Ice cores inside the melting chamber.
“This research is important because it will give us insight into how microbes can survive in a very energy-limited system,” Smith said. She intends to pursue a career in academia after she completes her doctorate at UD's College of Marine and Earth Studies.

“Most of our planet is permanently cold and dark, so it makes sense that we should study how life exists under these conditions. In addition, enzymes produced by these microorganisms may be useful in industrial applications down the road,” Smith noted.

The Vostok water contains only between 10-100 microbes per milliliter compared to approximately 1 million microbes per milliliter for most lakes, Cary said.

Novel “whole genome amplification” techniques will be applied, which provide insight into the genetic diversity of a community of organisms when only small numbers of organisms are available.

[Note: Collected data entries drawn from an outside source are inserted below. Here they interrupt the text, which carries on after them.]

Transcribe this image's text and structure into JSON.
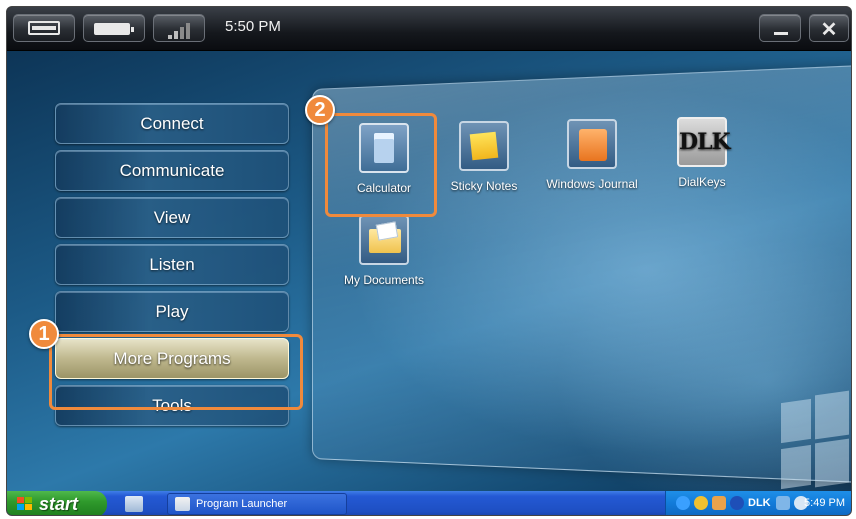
{
  "statusbar": {
    "clock": "5:50 PM"
  },
  "menu": {
    "items": [
      {
        "label": "Connect"
      },
      {
        "label": "Communicate"
      },
      {
        "label": "View"
      },
      {
        "label": "Listen"
      },
      {
        "label": "Play"
      },
      {
        "label": "More Programs"
      },
      {
        "label": "Tools"
      }
    ]
  },
  "programs": [
    {
      "label": "Calculator",
      "icon": "calculator-icon"
    },
    {
      "label": "Sticky Notes",
      "icon": "sticky-notes-icon"
    },
    {
      "label": "Windows Journal",
      "icon": "journal-icon"
    },
    {
      "label": "DialKeys",
      "icon": "dialkeys-icon",
      "icon_text": "DLK"
    },
    {
      "label": "My Documents",
      "icon": "folder-icon"
    }
  ],
  "callouts": {
    "step1": "1",
    "step2": "2"
  },
  "taskbar": {
    "start_label": "start",
    "task_label": "Program Launcher",
    "tray_clock": "5:49 PM",
    "tray_dlk": "DLK"
  },
  "colors": {
    "callout": "#f08a3c",
    "taskbar": "#2459d4",
    "start": "#2f9a2c"
  }
}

A veteran of research expeditions around the globe, Cary is an expert on “extremophiles”--organisms that thrive in the harshest environments on the planet, ranging from the dry, frigid desert of Antarctica, to geyser-like hydrothermal vents spewing toxic chemicals from the ocean floor.

In the case of Lake Vostok, scientists speculate that it stays in a liquid state underneath miles of ice due to one of the Earth's natural “furnaces”--hydrothermal vents. Superheated water erupts from these cracks in the seafloor which form where the plates that form the Earth's crust pull apart.

“We hope that by being so isolated for millions of years, these microorganisms from Vostok will be able to tell us about their life and conditions through the ages,” Cary said.